Vasco Cordeiro não vê novidade na proposta do PSD para baixa de impostos nos Açores

Vasco Cordeiro não vê novidade na proposta do PSD para baixa de impostos nos Açores

 

AOnline/Lusa   Regional   25 de Out de 2014, 18:21

O presidente do PS/Açores e do Governo Regional disse hoje não ver novidade na proposta do PSD sobre os impostos, deixando em aberto a possibilidade de surgirem iniciativas sobre esta questão no debate do Orçamento do Estado.

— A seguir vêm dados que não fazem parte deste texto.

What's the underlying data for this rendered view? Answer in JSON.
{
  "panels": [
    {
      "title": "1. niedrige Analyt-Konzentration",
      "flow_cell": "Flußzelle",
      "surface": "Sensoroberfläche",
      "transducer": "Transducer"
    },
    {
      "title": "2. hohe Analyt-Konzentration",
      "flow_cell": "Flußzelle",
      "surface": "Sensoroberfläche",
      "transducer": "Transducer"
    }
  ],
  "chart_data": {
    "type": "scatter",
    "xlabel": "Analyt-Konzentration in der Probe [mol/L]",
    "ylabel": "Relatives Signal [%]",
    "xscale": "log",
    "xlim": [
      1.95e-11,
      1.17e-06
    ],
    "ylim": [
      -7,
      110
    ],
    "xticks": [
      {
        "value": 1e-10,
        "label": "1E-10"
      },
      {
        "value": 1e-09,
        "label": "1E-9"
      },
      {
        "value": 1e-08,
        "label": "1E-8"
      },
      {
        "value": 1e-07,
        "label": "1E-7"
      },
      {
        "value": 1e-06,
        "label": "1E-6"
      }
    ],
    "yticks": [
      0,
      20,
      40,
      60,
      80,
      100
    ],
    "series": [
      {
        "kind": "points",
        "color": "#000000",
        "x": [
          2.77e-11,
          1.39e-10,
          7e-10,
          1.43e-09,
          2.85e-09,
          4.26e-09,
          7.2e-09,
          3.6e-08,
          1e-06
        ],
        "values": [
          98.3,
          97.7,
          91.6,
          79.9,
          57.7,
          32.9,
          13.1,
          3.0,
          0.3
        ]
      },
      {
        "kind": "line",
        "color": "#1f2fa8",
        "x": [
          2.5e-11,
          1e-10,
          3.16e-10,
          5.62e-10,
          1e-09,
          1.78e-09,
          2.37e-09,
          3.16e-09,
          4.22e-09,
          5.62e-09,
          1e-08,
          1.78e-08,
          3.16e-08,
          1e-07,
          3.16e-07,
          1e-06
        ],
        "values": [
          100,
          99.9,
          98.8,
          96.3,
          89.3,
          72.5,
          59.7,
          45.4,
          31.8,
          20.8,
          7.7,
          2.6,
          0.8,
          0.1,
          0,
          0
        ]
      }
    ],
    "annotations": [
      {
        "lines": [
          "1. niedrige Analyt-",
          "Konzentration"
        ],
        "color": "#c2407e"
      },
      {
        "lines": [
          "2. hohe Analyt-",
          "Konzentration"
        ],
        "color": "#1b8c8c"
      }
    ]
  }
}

"Essa declaração não traz novidade nenhuma, todos nós concordamos com o [regresso aos 30% do] diferencial fiscal. A única questão e o preciosismo é saber se isso é feito dando com uma mão e tirando com a outra. E esta proposta do líder do PSD [dos Açores], da forma como foi formulada, dá com uma mão, mas tira com uma outra", disse Vasco Cordeiro, que falava à entrada para uma reunião do Secretariado do PS regional, em Ponta Delgada.

Ainda que não veja novidade na declaração de Duarte Freitas, Vasco Cordeiro considerou-a, num aspeto, "absolutamente espantosa".

"Menos de 15 dias decorridos de uma votação na Assembleia da República em que o PSD/Açores e os seus deputados não foram capazes de apoiar a solidariedade da República para com os Açores por causa das intempéries [de 2013], temos agora esta esperteza apressada para fazer com que o Governo da República poupe e indiretamente os Açores e os açorianos sejam penalizados", acrescentou.

Para Vasco Cordeiro, "a única coisa que se garante nessa proposta é que o Governo da República continua a poupar com os Açores e, dessa forma, indiretamente, são também os Açores que têm menos condições para acudir a famílias, acudir a empresas".

O líder do PSD/Açores, Duarte Freitas, defendeu, na sexta-feira, a poucos dias do início de uma visita do primeiro-ministro à região, a reposição "com urgência" dos 30% do diferencial fiscal no arquipélago (a diminuição máxima que os impostos podem ter em relação ao continente), estimando que a medida devolva aos açorianos cerca de 50 milhões de euros anuais e dizendo ter "fundadas esperanças" de que haverá uma resposta positiva de Passos Coelho nesse sentido.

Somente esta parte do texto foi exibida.